Koji Demachi is the Marketing Manager & Technical Coordinator within the Technical Marketing Department at Yokogawa Electric Corporation, a global electrical engineering and software company focusing on measurement, control, and information technologies. Demachi has been active in ISA standards development since the 1990s. He also served as president of ISA’s Japan Section from 2009 to 2018.
At the recent ISA Annual Leadership Conference in Montreal, Quebec, ISA’s Standards & Practices Department presented an award to Demachi (along with Andre Britz at RPMGlobal) for his technical contributions to ISA95, specifically in the development of ISA-95.00.08, Enterprise-Control System Integration – Part 8: Manufacturing Operations Management Information Exchange Profiles.
What initially attracted you to the field of automation (and specifically your selected field)...and when was it? Was there any specific thing that triggered your interest?
Just after my university graduation, I directly joined Yokogawa Electric, which is a leading provider of industrial automation and test and measurement solutions. One of the reasons why I chose Yokogawa was that I wanted to work for professional customers, not just 'normal' consumers. While I began at the company expecting to help develop measurement equipment for laboratories, I actually worked on the design of hardware for distributed control systems, which is called CENTUM series.
I also became involved in international standardization activities in a project of the Fieldbus Foundation, which is the predecessor of the Field Com Group. It was very impressive experience, but at the same time it was challenging for me as a non-English native person. I became in charge of standardization on a full-time basis later, mainly dealing with IEC TC65, which is one of the most important technical committees for industrial automation, specifically in the area of "Industrial-process measurement, control and automation."
Please tell us about your current career responsibilities (specific position, company) and background, and area of specialty in automation.
I am the Marketing Manager & Technical Coordinator in charge of international standardization of Yokogawa Electric Corporation. I am involved in several activities in IEC TC65 and ISO TC184 (automation systems and integration), and I am the convener of IEC TC65/WG20 (the framework to bridge the requirements for safety and security).

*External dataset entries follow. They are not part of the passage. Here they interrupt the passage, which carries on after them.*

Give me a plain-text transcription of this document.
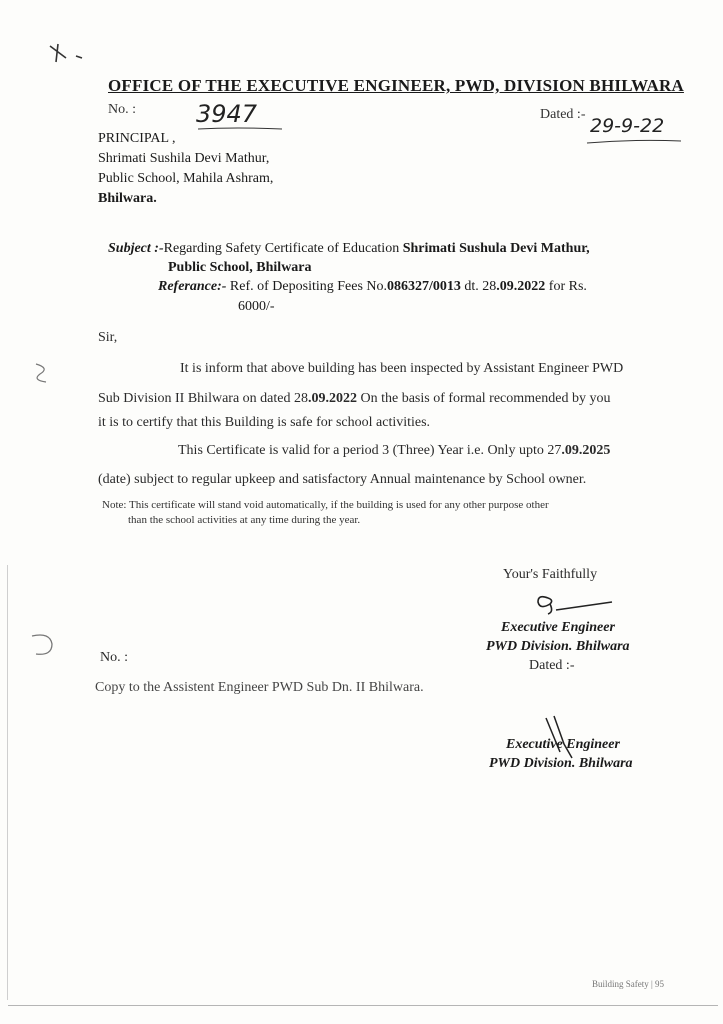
OFFICE OF THE EXECUTIVE ENGINEER, PWD, DIVISION BHILWARA
No. :	3947	Dated :-
29-9-22
PRINCIPAL ,
Shrimati Sushila Devi Mathur,
Public School, Mahila Ashram,
Bhilwara.
Subject :-Regarding Safety Certificate of Education Shrimati Sushula Devi Mathur,
Public School, Bhilwara
Referance:- Ref. of Depositing Fees No.086327/0013 dt. 28.09.2022 for Rs.
6000/-
Sir,
It is inform that above building has been inspected by Assistant Engineer PWD
Sub Division II Bhilwara on dated 28.09.2022 On the basis of formal recommended by you
it is to certify that this Building is safe for school activities.
This Certificate is valid for a period 3 (Three) Year i.e. Only upto 27.09.2025
(date) subject to regular upkeep and satisfactory Annual maintenance by School owner.
Note: This certificate will stand void automatically, if the building is used for any other purpose other
than the school activities at any time during the year.
Your's Faithfully
Executive Engineer
PWD Division. Bhilwara
Dated :-
No. :
Copy to the Assistent Engineer PWD Sub Dn. II Bhilwara.
Executive Engineer
PWD Division. Bhilwara
Building Safety | 95
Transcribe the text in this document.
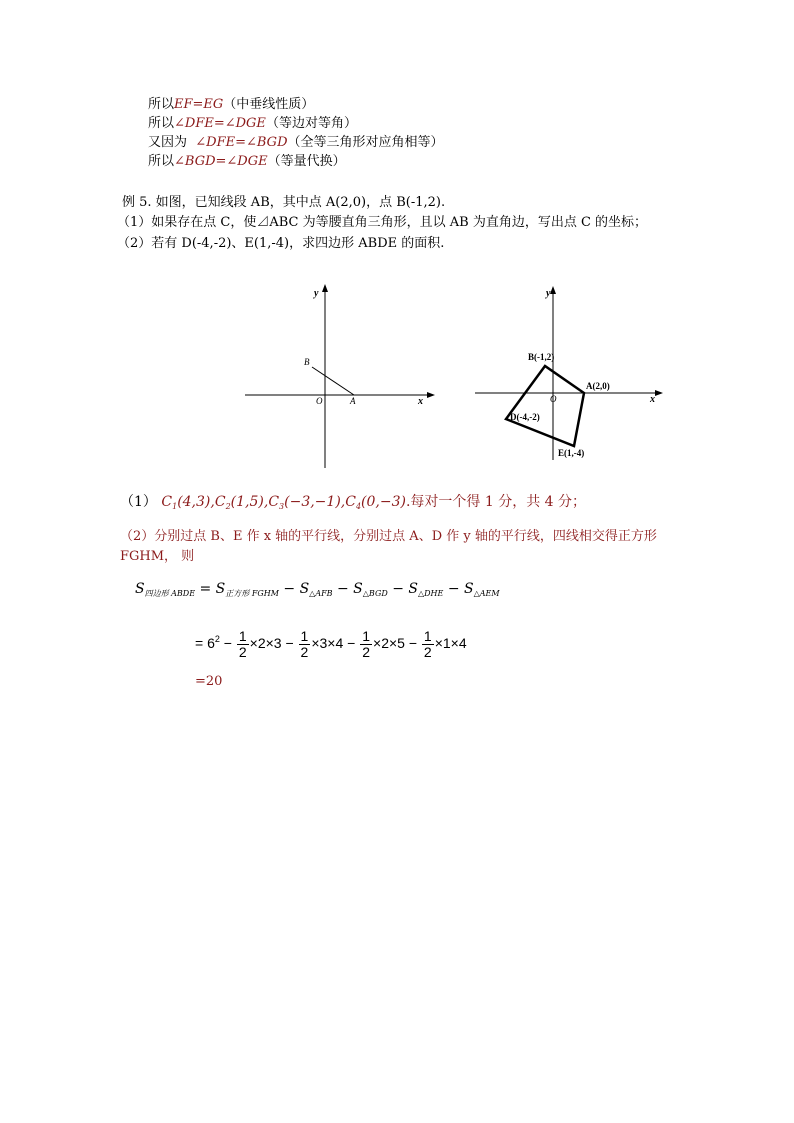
所以EF=EG（中垂线性质）
所以∠DFE=∠DGE（等边对等角）
又因为 ∠DFE=∠BGD（全等三角形对应角相等）
所以∠BGD=∠DGE（等量代换）
例 5. 如图，已知线段 AB，其中点 A(2,0)，点 B(-1,2).
（1）如果存在点 C，使⊿ABC 为等腰直角三角形，且以 AB 为直角边，写出点 C 的坐标；
（2）若有 D(-4,-2)、E(1,-4)，求四边形 ABDE 的面积.
y
x
O	A
B
y
x
O
A(2,0)
B(-1,2)
D(-4,-2)
E(1,-4)
（1） $C_1(4,3),C_2(1,5),C_3(-3,-1),C_4(0,-3)$.每对一个得 1 分，共 4 分；
（2）分别过点 B、E 作 x 轴的平行线，分别过点 A、D 作 y 轴的平行线，四线相交得正方形
FGHM， 则
$S_{四边形 ABDE} = S_{正方形 FGHM} - S_{\triangle AFB} - S_{\triangle BGD} - S_{\triangle DHE} - S_{\triangle AEM}$
= $6^2 - \frac{1}{2} \times 2\times 3 - \frac{1}{2} \times 3\times 4 - \frac{1}{2} \times 2\times 5 - \frac{1}{2} \times 1\times 4$
=20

How did you become involved in ISA? Also, please provide some insights into your ongoing involvement in ISA standards development.
My first experience with ISA occurred when I joined an ISA50 (Signal Compatibility of Electrical Instruments) meeting in 1990s, which was held in conjunction with an ISA show and when I served as an observer on a fieldbus project. In 2006, I joined ISA100 (Wireless Systems for Automation) as one of its founding members. I am now a member of ISA95 and ISA99, and a co-chair of ISA108 (Intelligent Device Management). I am also a member of the Standards & Practices Board.

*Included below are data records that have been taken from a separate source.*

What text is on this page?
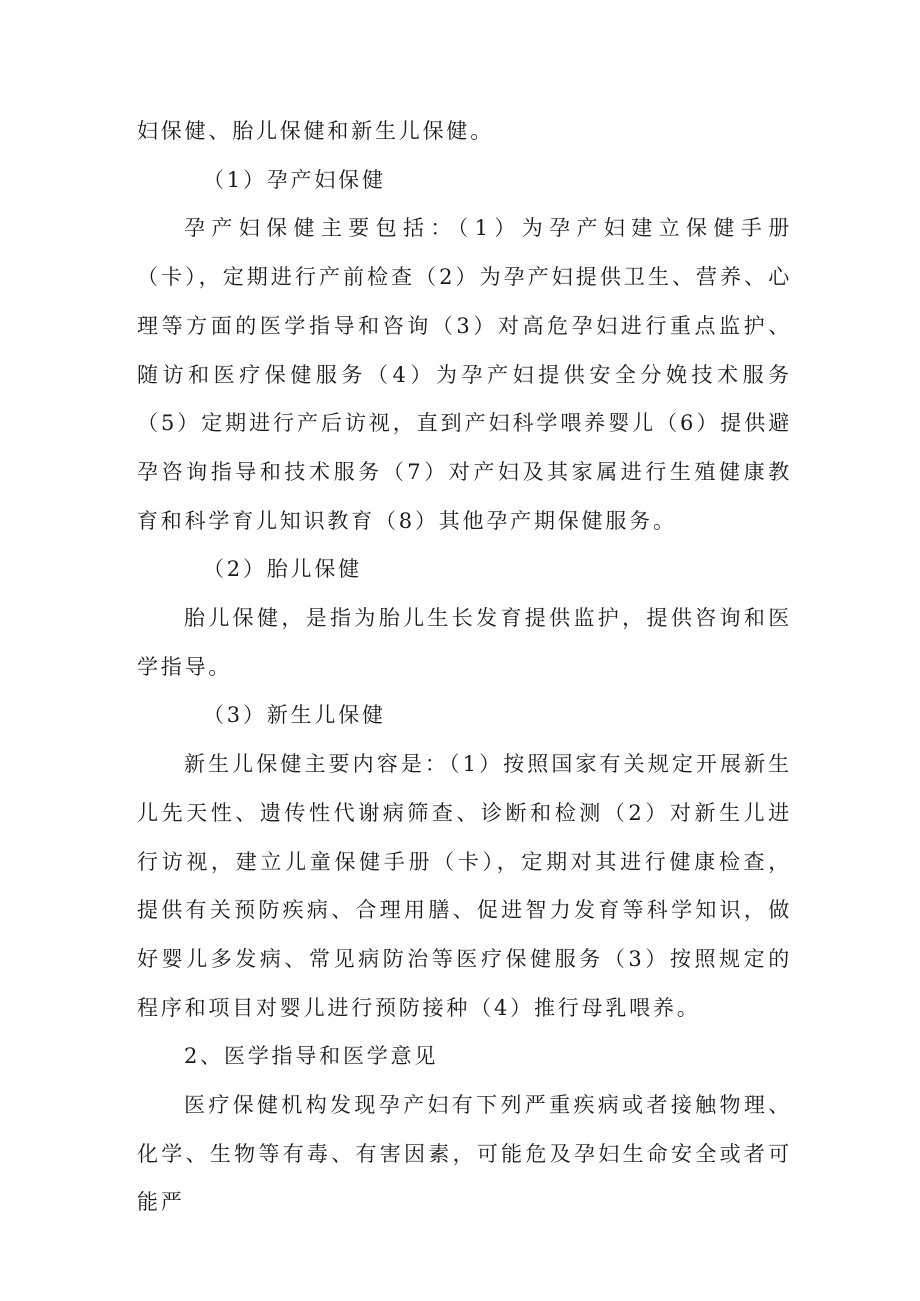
妇保健、胎儿保健和新生儿保健。

（1）孕产妇保健

孕产妇保健主要包括：（1）为孕产妇建立保健手册（卡），定期进行产前检查（2）为孕产妇提供卫生、营养、心理等方面的医学指导和咨询（3）对高危孕妇进行重点监护、随访和医疗保健服务（4）为孕产妇提供安全分娩技术服务（5）定期进行产后访视，直到产妇科学喂养婴儿（6）提供避孕咨询指导和技术服务（7）对产妇及其家属进行生殖健康教育和科学育儿知识教育（8）其他孕产期保健服务。

（2）胎儿保健

胎儿保健，是指为胎儿生长发育提供监护，提供咨询和医学指导。

（3）新生儿保健

新生儿保健主要内容是：（1）按照国家有关规定开展新生儿先天性、遗传性代谢病筛查、诊断和检测（2）对新生儿进行访视，建立儿童保健手册（卡），定期对其进行健康检查，提供有关预防疾病、合理用膳、促进智力发育等科学知识，做好婴儿多发病、常见病防治等医疗保健服务（3）按照规定的程序和项目对婴儿进行预防接种（4）推行母乳喂养。

2、医学指导和医学意见

医疗保健机构发现孕产妇有下列严重疾病或者接触物理、化学、生物等有毒、有害因素，可能危及孕妇生命安全或者可能严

From 2009 to 2018, I served as the president of the ISA Japan Section. Although ISA has a lot of useful content, including standards, articles, and education courses, it is not easy to use them in remote countries, especially in countries using a different language. The ISA Japan Section has worked to provide articles and seminars about the latest technical topics relating to ISA standards in Japanese.
Could you explain a bit about the ISA Standards & Practices award you recently received in working on ISA95?

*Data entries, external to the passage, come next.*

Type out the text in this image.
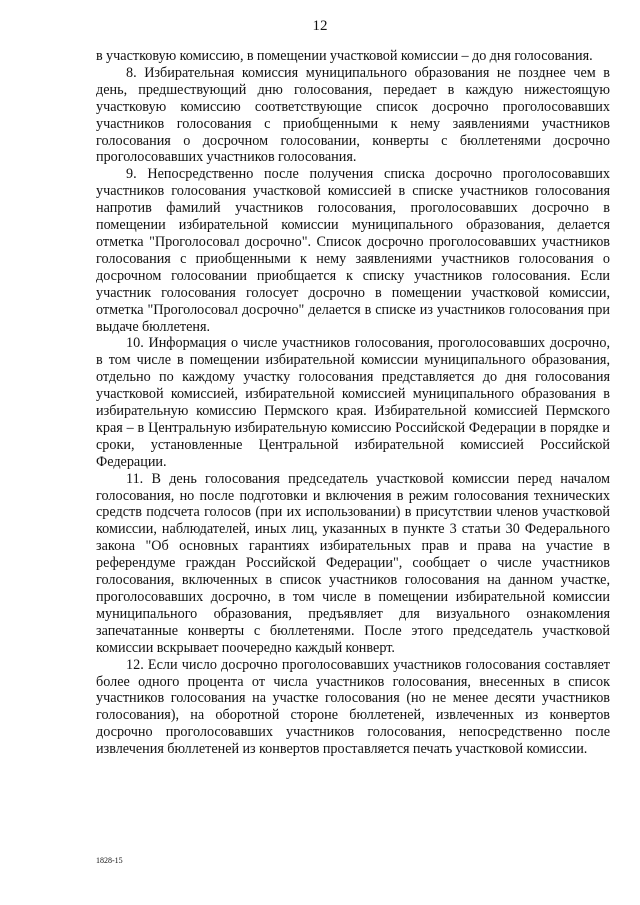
12

в участковую комиссию, в помещении участковой комиссии – до дня голосования.

8. Избирательная комиссия муниципального образования не позднее чем в день, предшествующий дню голосования, передает в каждую нижестоящую участковую комиссию соответствующие список досрочно проголосовавших участников голосования с приобщенными к нему заявлениями участников голосования о досрочном голосовании, конверты с бюллетенями досрочно проголосовавших участников голосования.

9. Непосредственно после получения списка досрочно проголосовавших участников голосования участковой комиссией в списке участников голосования напротив фамилий участников голосования, проголосовавших досрочно в помещении избирательной комиссии муниципального образования, делается отметка "Проголосовал досрочно". Список досрочно проголосовавших участников голосования с приобщенными к нему заявлениями участников голосования о досрочном голосовании приобщается к списку участников голосования. Если участник голосования голосует досрочно в помещении участковой комиссии, отметка "Проголосовал досрочно" делается в списке из участников голосования при выдаче бюллетеня.

10. Информация о числе участников голосования, проголосовавших досрочно, в том числе в помещении избирательной комиссии муниципального образования, отдельно по каждому участку голосования представляется до дня голосования участковой комиссией, избирательной комиссией муниципального образования в избирательную комиссию Пермского края. Избирательной комиссией Пермского края – в Центральную избирательную комиссию Российской Федерации в порядке и сроки, установленные Центральной избирательной комиссией Российской Федерации.

11. В день голосования председатель участковой комиссии перед началом голосования, но после подготовки и включения в режим голосования технических средств подсчета голосов (при их использовании) в присутствии членов участковой комиссии, наблюдателей, иных лиц, указанных в пункте 3 статьи 30 Федерального закона "Об основных гарантиях избирательных прав и права на участие в референдуме граждан Российской Федерации", сообщает о числе участников голосования, включенных в список участников голосования на данном участке, проголосовавших досрочно, в том числе в помещении избирательной комиссии муниципального образования, предъявляет для визуального ознакомления запечатанные конверты с бюллетенями. После этого председатель участковой комиссии вскрывает поочередно каждый конверт.

12. Если число досрочно проголосовавших участников голосования составляет более одного процента от числа участников голосования, внесенных в список участников голосования на участке голосования (но не менее десяти участников голосования), на оборотной стороне бюллетеней, извлеченных из конвертов досрочно проголосовавших участников голосования, непосредственно после извлечения бюллетеней из конвертов проставляется печать участковой комиссии.

1828-15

As you may know, ISA95 specifies information models for MOM (Manufacturing Operation Management), which is also called MES (Manufacturing Execution Systems). Although ISA95 is an excellent standard for achieving interoperability among systems in the MOM domain, it has been a challenge to effectively implement ISA95 in different industrial sectors and using different applications. The Part 8 (Manufacturing Operations Management Information Exchange Profiles) defines a method to specify a set of information models dedicated to a specific industrial sector or a specific application.
What ways would you say ISA has benefited you?
As globalization increases, the global supply chain has become essential for success in business. In this context, standardization is vital to ensure interoperability and a prosperous world economy and business environment. ISA is an excellent organization for developing international standards for automation because, in ISA standardization activities, users and vendors of automation systems—together with neutral stakeholders, such as consultants—are all involved in a well-balanced effort. This is unlike some other standard developing organizations that depend primarily on automation vendors.
Do you have any advice or suggestions to young automation professionals entering the profession? Are there things that you have learned that you might pass on…to help them better develop their careers?
ISA standardization committees provide excellent opportunities to learn cutting-edge technologies and gain new ways of thinking from different professionals and cultures. As a result, I strongly encourage young automation professionals to participate in these activities.